The Interpolate Points tool does interpolation from points to raster.
Note:
To run this tool, the portal must be configured for raster analysis.
This functionality is currently only supported in Map Viewer Classic (formerly known as Map Viewer). It will be available in a future release of the new Map Viewer. If you do not see this tool in Map Viewer Classic, contact your organization administrator. Your portal may not be configured for raster analysis, or you may not have the privileges required to run the tool.
Workflow diagram
Examples
Some example applications of this tool include the following:
- An air quality management district has sensors that measure pollution levels. Interpolate Points can be used to predict pollution levels at locations that don't have sensors, such as locations with at-risk populations—schools or hospitals, for example.
- Predict heavy metal concentrations in crops based on samples taken from individual plants.
- Predict soil nutrient levels (nitrogen, phosphorus, potassium, and so on) and other indicators (such as electrical conductivity) to study their relationships to crop yield and prescribe precise amounts of fertilizer for each location in the field.
- Meteorological applications include prediction of temperatures, rainfall, and associated variables (such as acid rain).
Usage notes
The Empirical Bayesian Kriging tool available with the ArcGIS Geostatistical Analyst extension is used to perform the underlying interpolation. Many parameters of the tool are exposed in Interpolate Points, but many are controlled automatically by the Optimize for parameter.

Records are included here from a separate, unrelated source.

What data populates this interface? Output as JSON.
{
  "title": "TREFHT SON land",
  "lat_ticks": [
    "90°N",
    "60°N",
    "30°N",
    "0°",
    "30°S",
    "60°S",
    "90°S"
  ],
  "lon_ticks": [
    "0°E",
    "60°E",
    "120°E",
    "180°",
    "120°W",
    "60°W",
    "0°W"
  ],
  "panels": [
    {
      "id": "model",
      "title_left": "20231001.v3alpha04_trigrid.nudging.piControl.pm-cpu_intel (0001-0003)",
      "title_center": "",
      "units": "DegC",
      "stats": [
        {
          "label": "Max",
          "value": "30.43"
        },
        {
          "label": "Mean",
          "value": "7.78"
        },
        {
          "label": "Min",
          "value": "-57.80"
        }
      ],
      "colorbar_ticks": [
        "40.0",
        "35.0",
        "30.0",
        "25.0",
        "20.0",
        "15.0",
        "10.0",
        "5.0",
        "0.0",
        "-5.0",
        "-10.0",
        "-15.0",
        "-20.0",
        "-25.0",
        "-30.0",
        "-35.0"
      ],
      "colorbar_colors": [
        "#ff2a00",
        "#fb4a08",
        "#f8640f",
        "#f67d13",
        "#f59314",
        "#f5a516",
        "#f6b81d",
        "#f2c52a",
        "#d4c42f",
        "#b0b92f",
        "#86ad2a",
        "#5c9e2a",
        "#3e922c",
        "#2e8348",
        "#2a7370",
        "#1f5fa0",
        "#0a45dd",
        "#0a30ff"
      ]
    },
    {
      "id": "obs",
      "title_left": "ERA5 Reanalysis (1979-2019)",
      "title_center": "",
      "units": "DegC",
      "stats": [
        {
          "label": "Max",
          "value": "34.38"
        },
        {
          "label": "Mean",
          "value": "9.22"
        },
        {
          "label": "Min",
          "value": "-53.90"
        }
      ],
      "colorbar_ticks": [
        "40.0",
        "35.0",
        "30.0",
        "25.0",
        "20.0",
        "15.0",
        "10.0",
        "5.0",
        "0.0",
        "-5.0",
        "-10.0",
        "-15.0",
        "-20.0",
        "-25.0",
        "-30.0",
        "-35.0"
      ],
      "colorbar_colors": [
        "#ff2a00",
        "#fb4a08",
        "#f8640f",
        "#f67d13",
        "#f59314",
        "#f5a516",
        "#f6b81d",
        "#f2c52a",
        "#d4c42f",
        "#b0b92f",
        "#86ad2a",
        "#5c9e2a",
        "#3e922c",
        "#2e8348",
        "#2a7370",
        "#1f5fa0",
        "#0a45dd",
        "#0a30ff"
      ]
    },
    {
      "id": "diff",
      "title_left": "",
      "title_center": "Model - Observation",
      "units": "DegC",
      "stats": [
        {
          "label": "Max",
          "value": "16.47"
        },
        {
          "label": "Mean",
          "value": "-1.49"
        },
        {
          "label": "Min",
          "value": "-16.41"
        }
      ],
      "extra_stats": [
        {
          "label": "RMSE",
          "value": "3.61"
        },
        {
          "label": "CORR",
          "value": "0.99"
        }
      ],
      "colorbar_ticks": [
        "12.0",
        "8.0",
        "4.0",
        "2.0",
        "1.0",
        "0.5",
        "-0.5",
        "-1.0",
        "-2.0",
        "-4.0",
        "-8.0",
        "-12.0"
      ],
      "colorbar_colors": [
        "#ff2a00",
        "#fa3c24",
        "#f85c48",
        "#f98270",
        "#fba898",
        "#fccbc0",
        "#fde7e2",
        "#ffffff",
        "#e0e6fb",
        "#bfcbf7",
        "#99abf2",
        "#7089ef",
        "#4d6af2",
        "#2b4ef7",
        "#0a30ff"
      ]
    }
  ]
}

The parameters for this tool are listed in the following table:
Parameter | Explanation |
---|---|
Choose point layer containing locations with known values | The point features that contains the locations where the values have been measured. |
Choose field to interpolate | Choose the field whose values you want to interpolate. The field must be numeric. |
Optimize for | Choose your preference for speed or accuracy. More accurate predictions take longer to calculate. This parameter alters the default values of several other parameters of Interpolate Points to optimize speed of calculation, accuracy of results, or a balance of the two. By default, the tool will optimize for balance. |
Transform data to normal distribution | Choose whether to transform your data to the normal distribution. Interpolation is most accurate for data that follows a normal (bell-shaped) distribution. If your data does not appear to be normally distributed, you should perform a transformation. |
Size of local models | Interpolate Points works by building local interpolation models that are mixed together to create the final prediction map. This parameter controls how many points will be contained in each local model. Smaller values will make results more local and can reveal small-scale effects, but it may introduce some instability in the calculations. Larger values will be more stable, but some local effects may be missed. The value can range from 30 to 500, but typical values are between 50 and 200. |
Number of neighbors | Predictions are calculated based on neighboring points. This parameter controls how many points will be used in the calculation. Using a larger number of neighbors will generally produce more accurate results, but the results take longer to calculate. This value can range from 1 to 64, but typical values are between 5 and 15. |
Output cell size (optional) | The cell size and unit for the output rasters. The available units are Feet, Miles, Meters, and Kilometers. |
Output prediction errors | Choose whether you want to create a raster of standard errors for the predicted values. Standard errors are useful because they provide information about the reliability of the predicted values. A general guideline is that the true value will fall within two standard errors of the predicted value 95 percent of the time. For example, suppose a new location gets a predicted value of 50 with a standard error of 5. This means that this tool's best guess is that the true value at that location is 50, but it reasonably could be as low as 40 or as high as 60. To calculate this range of reasonable values, multiply the standard error by 2, add this value to the predicted value to get the upper end of the range, and subtract it from the predicted value to get the lower end of the range. |
Result layer name | The name of the layer that will be created in My Content and added to the map. The default name is based on the tool name and the input layer name. If the layer already exists, you will be prompted to provide another name. You can specify the name of a folder in My Content where the result will be saved using the Save result in drop-down box. |
Environments
- Output coordinate system—Specifies the coordinate system of the output layer.
- Extent—Specifies the area to be used for analysis.
- Snap Raster—Adjusts the extent of the output so it matches the cell alignment of the specified snap raster layer.
- Cell size—The cell size to use in the output layer.
- Mask—Specifies a mask layer, where only the cells that fall within the mask area will be used for analysis.
Similar tools
Use the Interpolate Points tool to interpolate point values onto a raster. Other tools may be useful in solving similar problems.
ArcGIS Pro analysis tools
The Empirical Bayesian Kriging geoprocessing tool is available in the ArcGIS Geostatistical Analyst extension toolbox.
The Interpolate Points tool is available in the Raster Analysis toolbox.
ArcGIS Enterprise developers resources
If you are working in the ArcGIS REST API, use the Interpolate Points task.
If you are working in ArcGIS API for Python, use interpolate_points from the arcgis.raster.analytics module.